Die NIP sind keine Orte für einen längeren Aufenthalt. Für den Fall, dass die Krisenlage andauert und Räume zum vorübergehenden Verweilen erforderlich werden, laufen bei der Stadt Vorbereitungen. Dazu wird noch gesondert informiert.
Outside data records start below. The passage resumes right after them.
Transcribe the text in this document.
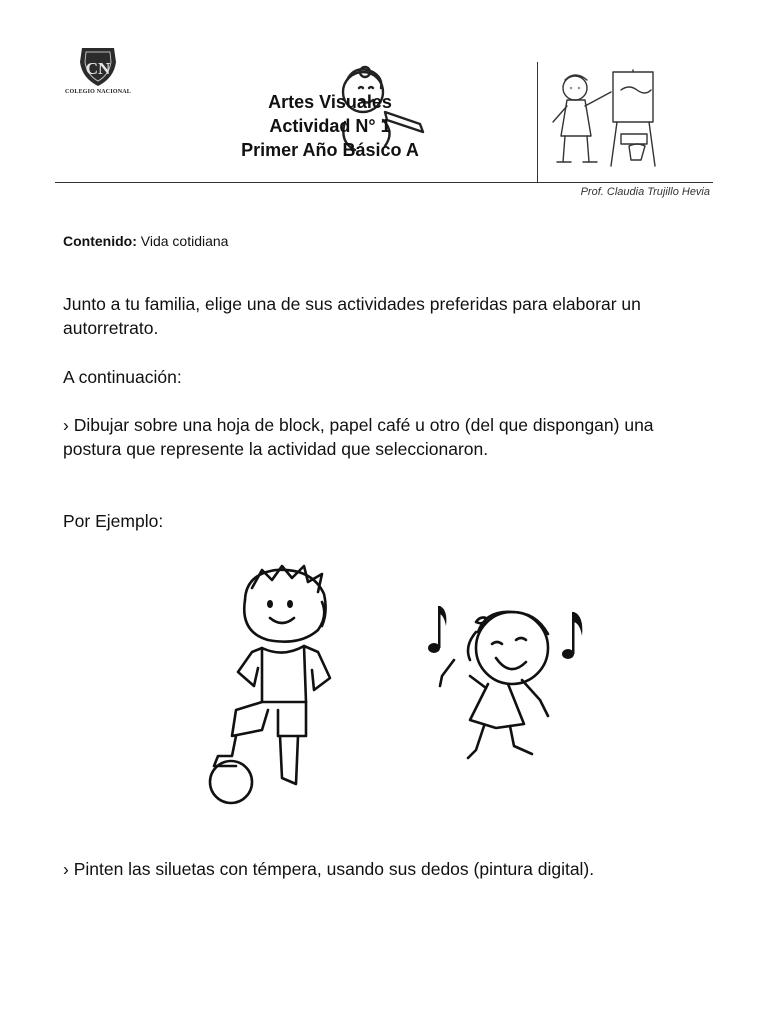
CN
COLEGIO NACIONAL	Artes Visuales
Actividad N° 1
Primer Año Básico A
Prof. Claudia Trujillo Hevia
Contenido: Vida cotidiana
Junto a tu familia, elige una de sus actividades preferidas para elaborar un autorretrato.
A continuación:
› Dibujar sobre una hoja de block, papel café u otro (del que dispongan) una postura que represente la actividad que seleccionaron.
Por Ejemplo:
› Pinten las siluetas con témpera, usando sus dedos (pintura digital).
Um eine Phase des Energieausfalls in den eigenen vier Wänden bestmöglich auszuhalten, ist Vorbereitung in Eigenverantwortung gefragt. Bei einem Stromausfall fallen Licht, Heizung, Telefon und Internet aus, der Küchenherd tut es genauso wenig wie Wasserkocher, Mikrowelle, Waschmaschine, Ladegeräte oder alles andere, das aus dem allgemeinen Stromnetz gespeist wird. Der Einkauf im Supermarkt wird ebenfalls nicht ohne Weiteres möglich sein. Alle Gütersloherinnen und Gütersloher sind daher aufgerufen, bereits jetzt für einen Blackout Vorsorge zu treffen. Es ist zum Beispiel ratsam, für mehrere Tage Vorräte vorzuhalten, insbesondere Wasser, haltbare, ohne Kochen verzehrbare Lebensmittel, Kerzen, Streichhölzer, Taschenlampen, Batterien, Hygieneartikel. Externe Akkus (Powerbanks), um etwa medizinisches Gerät laden zu können, und ein batteriebetriebenes UKW-Radio da zu haben, ist ebenfalls sinnvoll. Eine Übersicht mit Tipps und Verhaltenshinweisen bieten Broschüren des Bundesamts für Bevölkerungsschutz und Katastrophenhilfe (BBK). Die Stadt Gütersloh hat diese Ratgeber und weitere Informationen für die Gütersloher Bürger auf einer Themenseite unter www.stadt.gt/energiekrisebereitgestellt und ergänzt hier stetig neue Informationen. Die Themenseite ist auch auf der Start-Homepage www.guetersloh.de über den Themenschwerpunkt „Stromausfall“ zu erreichen.